Invasi idrici in Piemonte

5 settembre 2017

Le anomalia climatiche di quest’estate potrebbero diventare sempre di più una regola. Questo l’argomento intorno al quale si sono confrontati i partecipanti a un seminario tenutosi nel mese di luglio a Cascina Marchesa, nel torinese, nel corso del quale si sono riuniti alcuni amministratori di comuni montani del Piemonte insieme a figure pubbliche e private che a vario titolo si occupano di turismo e montagna, tra cui rappresentanti dell’Uncem, di Confindustria ed Iren. E il dibattito si è infine concentrato sulla possibile costruzione di invasi idrici nelle valli montane del Piemonte.
Secondo Marco Bussone, VicePresidente di Uncem Piemonte, «questa necessità dovrebbe essere accompagnata dal riequilibrio del rapporto tra chi produce, mantiene e rilascia l’acqua, cioè la montagna, e chi la utilizza, migliorando l’uso della risorsa». Il Piemonte, secondo Bussone, «ha molto da fare per ottimizzare quei 13 miliardi di metri cubi d’acqua che produce e dei quali ne perde circa 7, perché rilasciati nel Po senza alcun utilizzo».
Ma come fare a “capitalizzare” questa risorsa? Uncem Piemonte ed Arpiet (l’Associazione regionale piemontese delle imprese esercenti trasporto a fune in concessione) nel 2016 hanno realizzato uno studio di fattibilità volto alla realizzazione di 22 piccoli bacini sparsi nell’area montana, che oggi potrebbe tornare di stretta attualità. Si tratta della realizzazione di 22 invasi, tutti in media dai 50 ai 100 mila m3 d’acqua, che servirebbero principalmente per assicurare quei volumi necessari all’innevamento artificiale, di cui “l’industria dello sci” ha sempre più bisogno. E in seconda battuta anche “fini agricoli, turistici e di antincendio”.

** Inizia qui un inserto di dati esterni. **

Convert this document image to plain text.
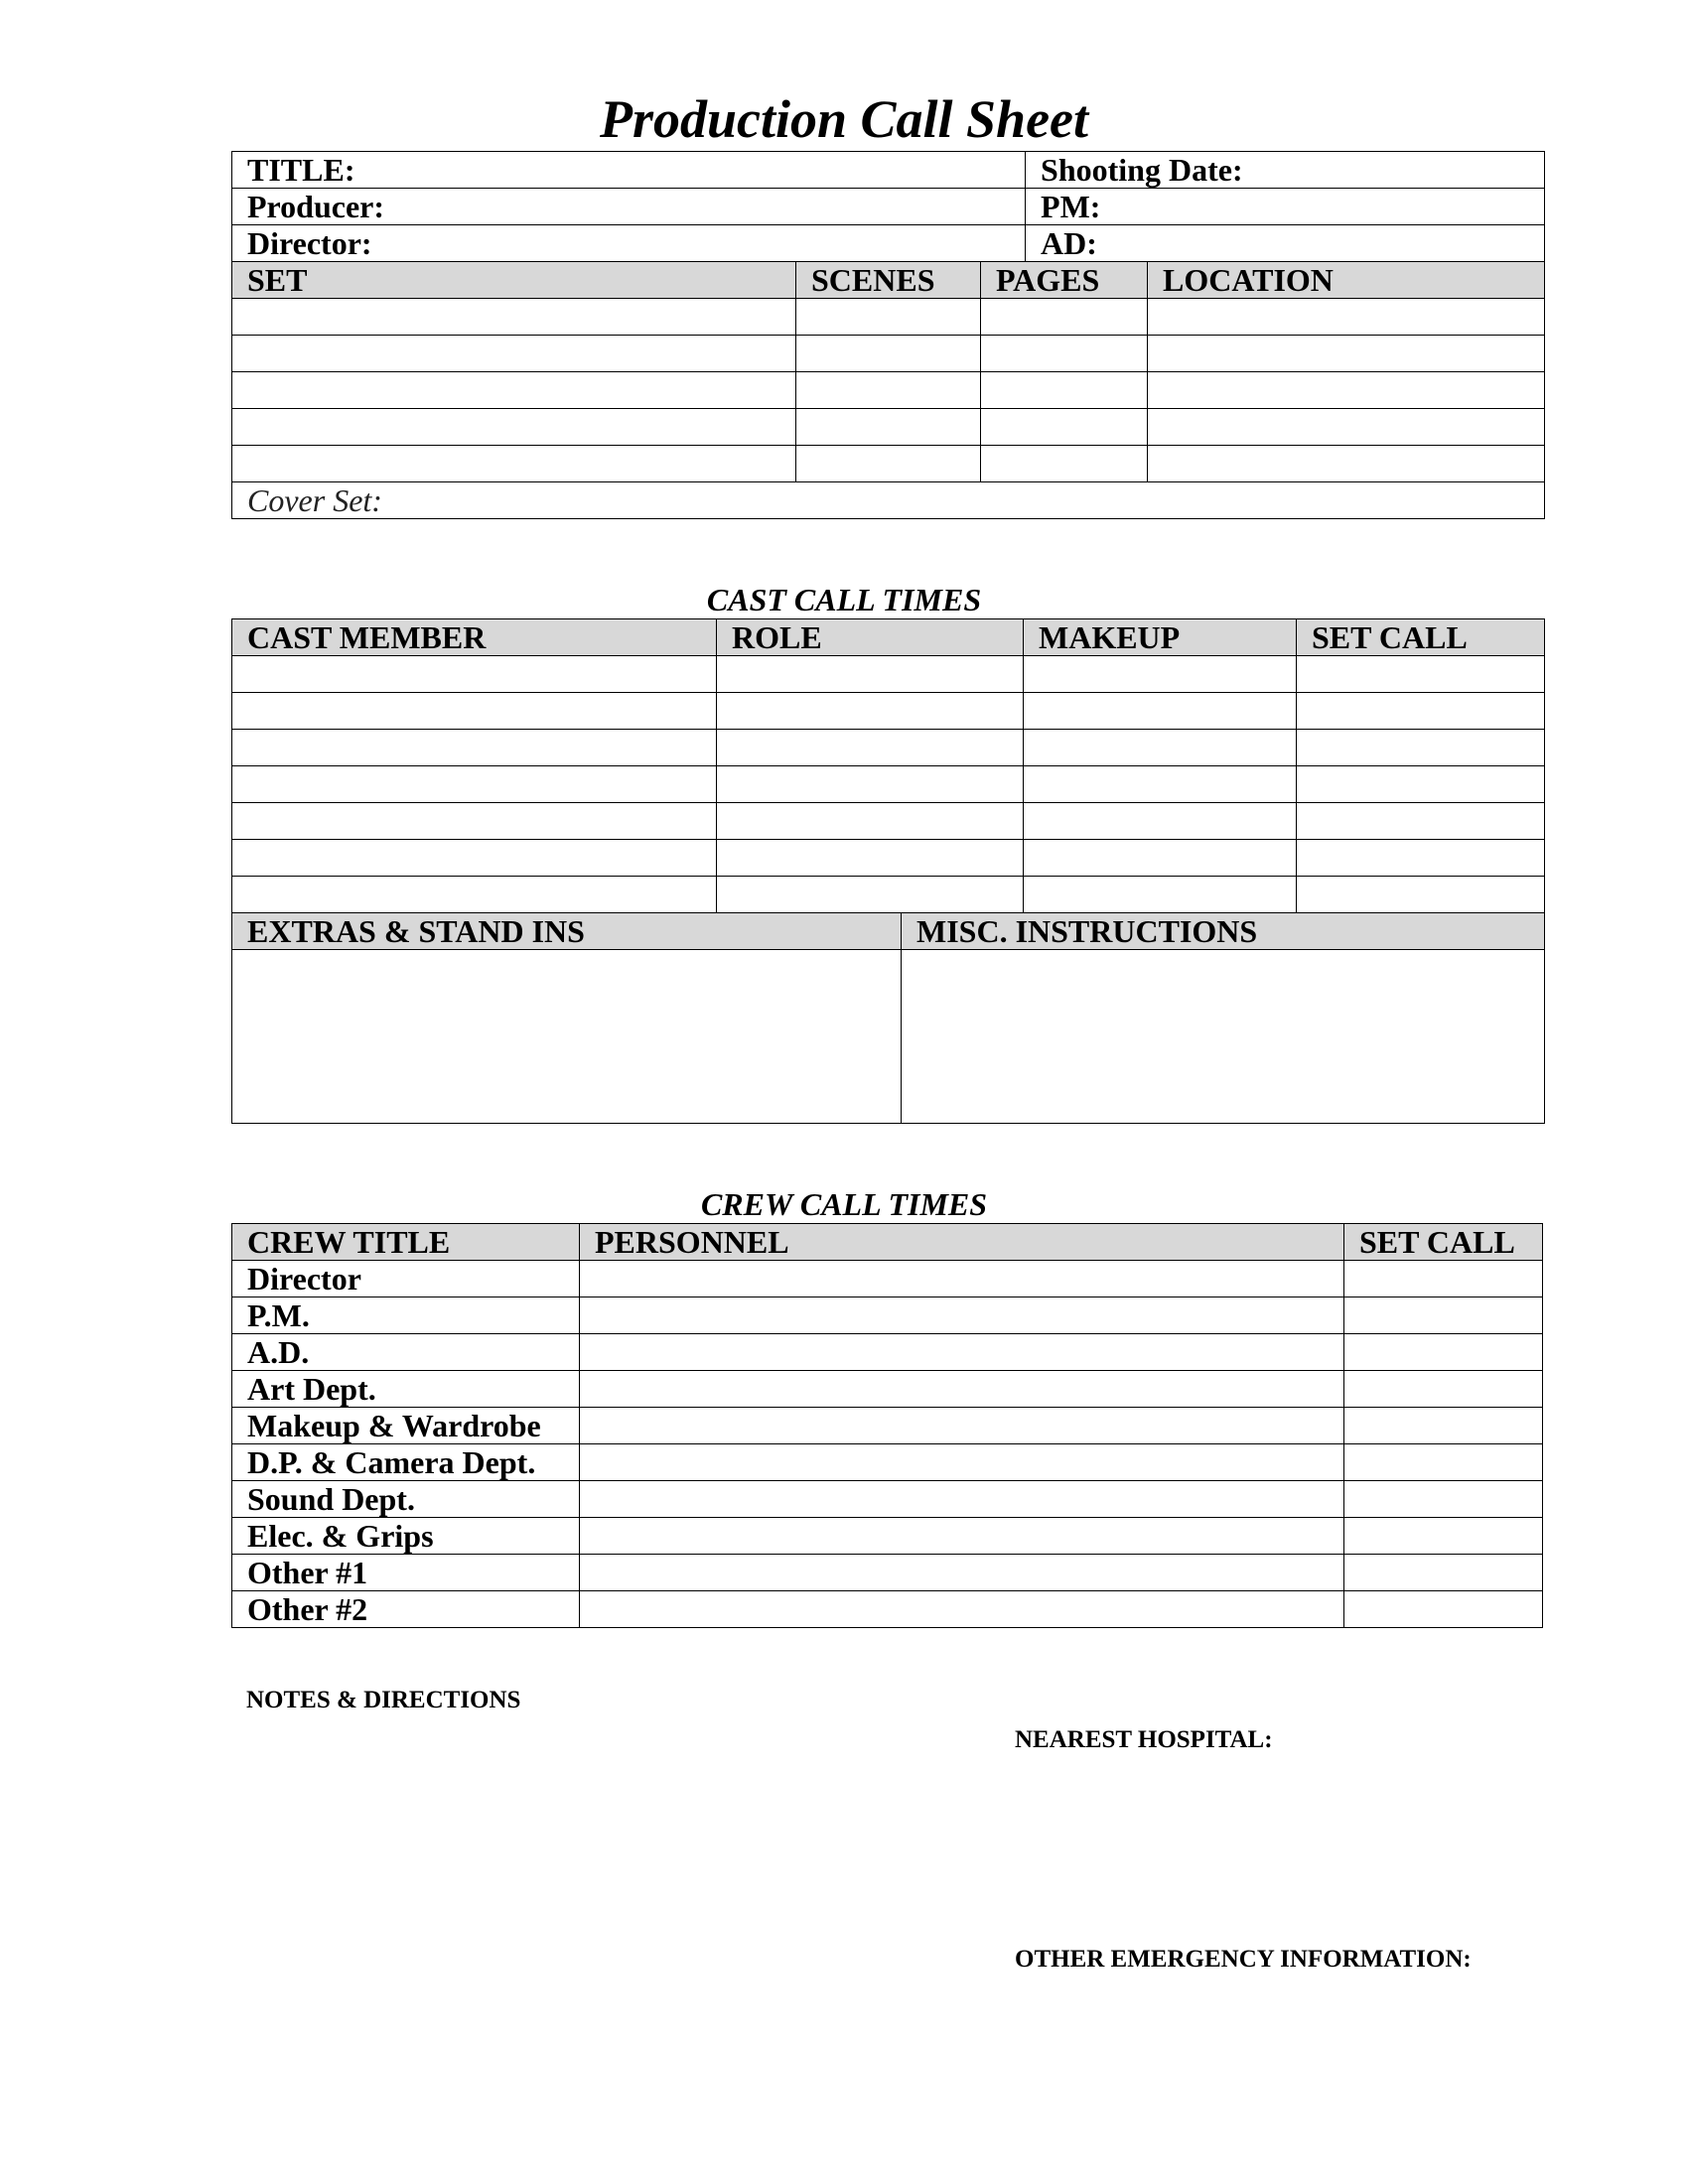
Production Call Sheet
TITLE:			Shooting Date:	
Producer:			PM:	
Director:			AD:	
SET	SCENES	PAGES		LOCATION

Cover Set:				
CAST CALL TIMES
CAST MEMBER	ROLE		MAKEUP	SET CALL

EXTRAS & STAND INS		MISC. INSTRUCTIONS		

CREW CALL TIMES
CREW TITLE	PERSONNEL	SET CALL
Director		
P.M.		
A.D.		
Art Dept.		
Makeup & Wardrobe		
D.P. & Camera Dept.		
Sound Dept.		
Elec. & Grips		
Other #1		
Other #2		
NOTES & DIRECTIONS
NEAREST HOSPITAL:
OTHER EMERGENCY INFORMATION:
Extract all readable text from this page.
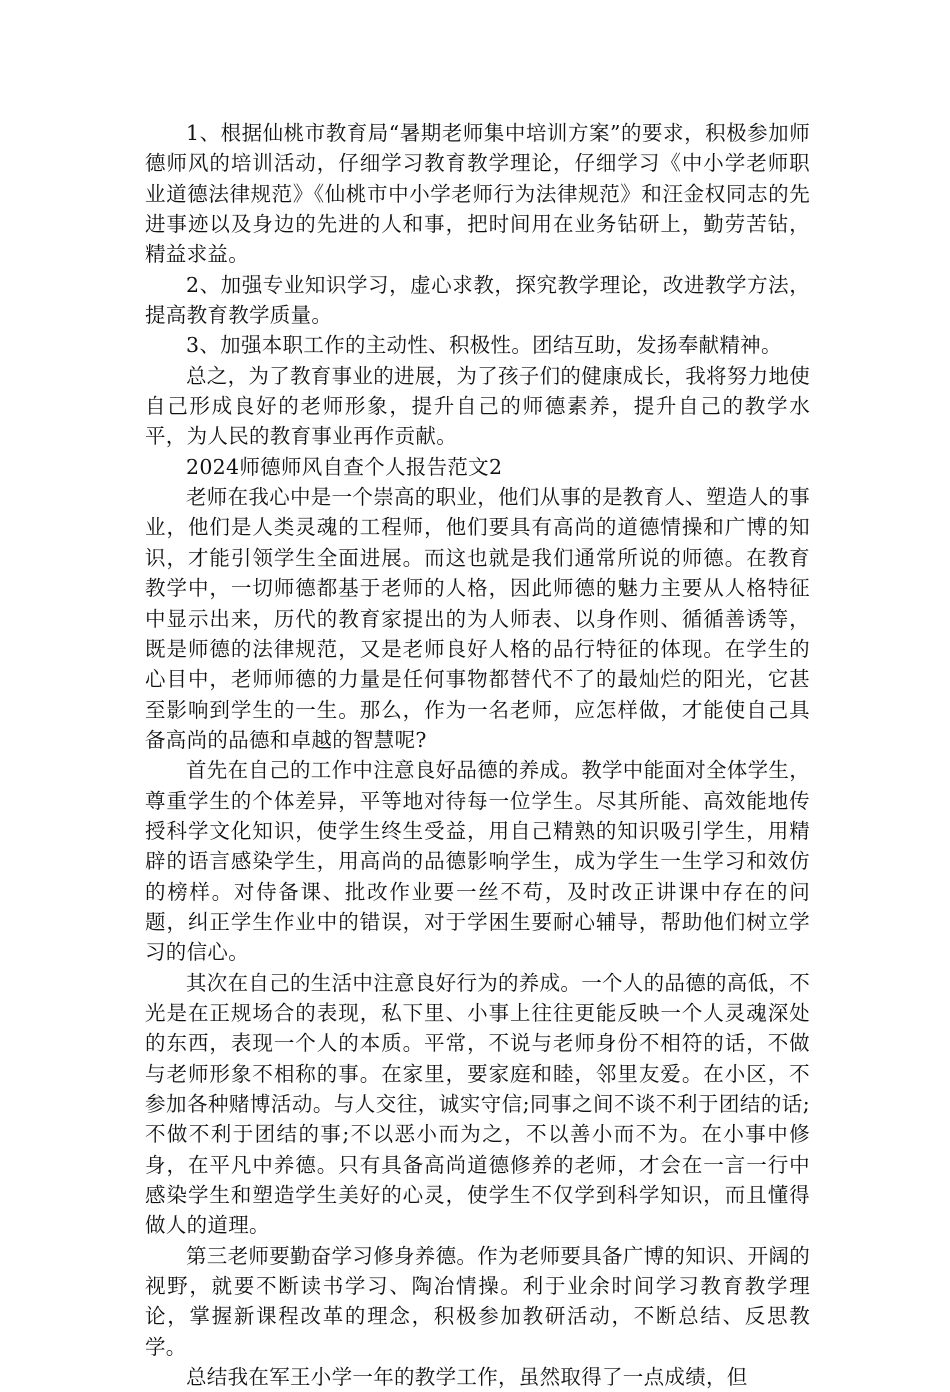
1、根据仙桃市教育局“暑期老师集中培训方案”的要求，积极参加师德师风的培训活动，仔细学习教育教学理论，仔细学习《中小学老师职业道德法律规范》《仙桃市中小学老师行为法律规范》和汪金权同志的先进事迹以及身边的先进的人和事，把时间用在业务钻研上，勤劳苦钻，精益求益。

2、加强专业知识学习，虚心求教，探究教学理论，改进教学方法，提高教育教学质量。

3、加强本职工作的主动性、积极性。团结互助，发扬奉献精神。

总之，为了教育事业的进展，为了孩子们的健康成长，我将努力地使自己形成良好的老师形象，提升自己的师德素养，提升自己的教学水平，为人民的教育事业再作贡献。

2024师德师风自查个人报告范文2

老师在我心中是一个崇高的职业，他们从事的是教育人、塑造人的事业，他们是人类灵魂的工程师，他们要具有高尚的道德情操和广博的知识，才能引领学生全面进展。而这也就是我们通常所说的师德。在教育教学中，一切师德都基于老师的人格，因此师德的魅力主要从人格特征中显示出来，历代的教育家提出的为人师表、以身作则、循循善诱等，既是师德的法律规范，又是老师良好人格的品行特征的体现。在学生的心目中，老师师德的力量是任何事物都替代不了的最灿烂的阳光，它甚至影响到学生的一生。那么，作为一名老师，应怎样做，才能使自己具备高尚的品德和卓越的智慧呢?

首先在自己的工作中注意良好品德的养成。教学中能面对全体学生，尊重学生的个体差异，平等地对待每一位学生。尽其所能、高效能地传授科学文化知识，使学生终生受益，用自己精熟的知识吸引学生，用精辟的语言感染学生，用高尚的品德影响学生，成为学生一生学习和效仿的榜样。对侍备课、批改作业要一丝不苟，及时改正讲课中存在的问题，纠正学生作业中的错误，对于学困生要耐心辅导，帮助他们树立学习的信心。

其次在自己的生活中注意良好行为的养成。一个人的品德的高低，不光是在正规场合的表现，私下里、小事上往往更能反映一个人灵魂深处的东西，表现一个人的本质。平常，不说与老师身份不相符的话，不做与老师形象不相称的事。在家里，要家庭和睦，邻里友爱。在小区，不参加各种赌博活动。与人交往，诚实守信;同事之间不谈不利于团结的话;不做不利于团结的事;不以恶小而为之，不以善小而不为。在小事中修身，在平凡中养德。只有具备高尚道德修养的老师，才会在一言一行中感染学生和塑造学生美好的心灵，使学生不仅学到科学知识，而且懂得做人的道理。

第三老师要勤奋学习修身养德。作为老师要具备广博的知识、开阔的视野，就要不断读书学习、陶冶情操。利于业余时间学习教育教学理论，掌握新课程改革的理念，积极参加教研活动，不断总结、反思教学。

总结我在军王小学一年的教学工作，虽然取得了一点成绩，但
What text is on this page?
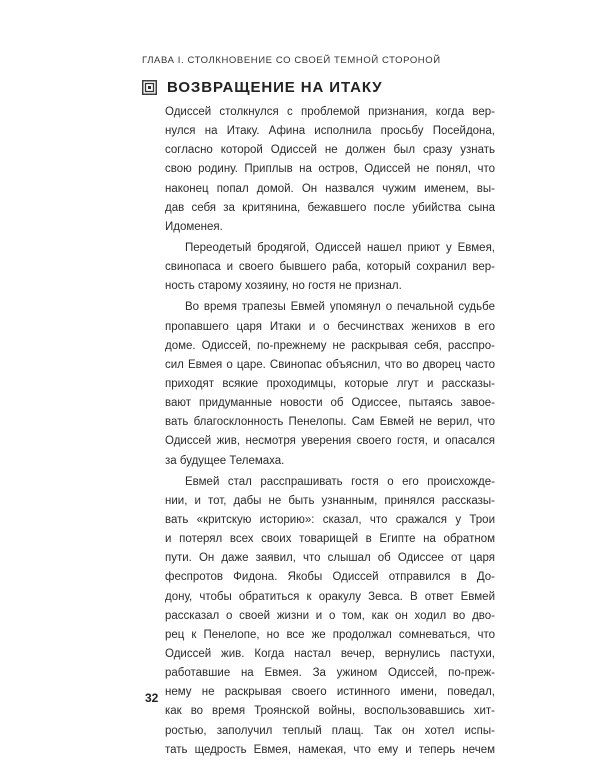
ГЛАВА I. СТОЛКНОВЕНИЕ СО СВОЕЙ ТЕМНОЙ СТОРОНОЙ
ВОЗВРАЩЕНИЕ НА ИТАКУ
Одиссей столкнулся с проблемой признания, когда вер-
нулся на Итаку. Афина исполнила просьбу Посейдона,
согласно которой Одиссей не должен был сразу узнать
свою родину. Приплыв на остров, Одиссей не понял, что
наконец попал домой. Он назвался чужим именем, вы-
дав себя за критянина, бежавшего после убийства сына
Идоменея.
Переодетый бродягой, Одиссей нашел приют у Евмея,
свинопаса и своего бывшего раба, который сохранил вер-
ность старому хозяину, но гостя не признал.
Во время трапезы Евмей упомянул о печальной судьбе
пропавшего царя Итаки и о бесчинствах женихов в его
доме. Одиссей, по-прежнему не раскрывая себя, расспро-
сил Евмея о царе. Свинопас объяснил, что во дворец часто
приходят всякие проходимцы, которые лгут и рассказы-
вают придуманные новости об Одиссее, пытаясь завое-
вать благосклонность Пенелопы. Сам Евмей не верил, что
Одиссей жив, несмотря уверения своего гостя, и опасался
за будущее Телемаха.
Евмей стал расспрашивать гостя о его происхожде-
нии, и тот, дабы не быть узнанным, принялся рассказы-
вать «критскую историю»: сказал, что сражался у Трои
и потерял всех своих товарищей в Египте на обратном
пути. Он даже заявил, что слышал об Одиссее от царя
феспротов Фидона. Якобы Одиссей отправился в До-
дону, чтобы обратиться к оракулу Зевса. В ответ Евмей
рассказал о своей жизни и о том, как он ходил во дво-
рец к Пенелопе, но все же продолжал сомневаться, что
Одиссей жив. Когда настал вечер, вернулись пастухи,
работавшие на Евмея. За ужином Одиссей, по-преж-
нему не раскрывая своего истинного имени, поведал,
как во время Троянской войны, воспользовавшись хит-
ростью, заполучил теплый плащ. Так он хотел испы-
тать щедрость Евмея, намекая, что ему и теперь нечем
32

Il progetto, ancora in fase di approvazione, avrebbe una spesa complessiva intorno ai 20,5 milioni di euro, più la possibilità di affiancarsi alla strategia nazionale per il recupero ed il potenziamento dei bacini per raccogliere altre risorse.
La Regione Piemonte si è detta favorevole al piano di Uncem e Arpiet. E il Consigliere regionale Daniele Valle sottolinea come «se si riuscisse ad applicare verso gli impianti sciistici la normativa che permette ai cosiddetti impianti energivori di non pagare il trasporto dell’energia elettrica, si otterrebbe un 40% di risparmio sulla bolletta». Opportunità valutata positivamente anche da Iren, che in tal caso sarebbe interessata a finanziare nuovi invasi, “purché i tempi di approvazione non gravino sull’effettiva realizzazione”.

I professori Stefano Ferraris, del Dipartimento Interateneo di Scienze, Progetto e Politiche del Territorio e Giampiero Lombardi, del Dipartimento di Scienze Agrarie, Forestali e Alimentari, entrambi dell’Università di Torino, sottolineano come, nell’attuale contesto, caratterizzato da minori nevicate e da un aumento delle piogge, che rendono più difficile il contenimento dell’acqua, aggravato dalla siccità che ha costretto la discesa anticipata degli alpeggi e sta minacciano anche l’agricoltura, i progetti di raccolta idrica diventano fondamentali. A condizione però che siano pensati verificandone un’effettiva utilità. «Per quanto riguarda la questione agricola e pascoliva – sottolinea Giampiero Lombardi -, la misura più efficace sarebbe la realizzazione di impianti di irrigazione goccia a goccia e una rete di canali che partendo dai nuovi invasi, sia in grado di ramificarsi anche verso le superfici più impervie e bisognose». Inoltre, «se gli impianti sono di dimensioni ridotte, prestando molta attenzione nella posa delle condotte e realizzando avvallamenti che non necessitino di grandi scavi – aggiunge Stefano Ferraris -, potrebbero avere un impatto ridotto sull’ambiente»».
In conclusione nell’incontro del luglio scorso si sono capite due cose: che il progetto degli invasi di Uncem Piemonte e Arpiet è ancora lungi dall’essere partito. Ma che se, come sembra, il cambiamento climatico e l’innalzamento delle temperature provocheranno una diminuzione delle nevicate e concentrazione delle precipitazioni, la vera sfida, tutta politica, per la montagna sarà capire quanto puntare sull’innevamento artificiale e quanto pensare a soluzioni a tutto tondo che includano anche agricoltura e zootecnia.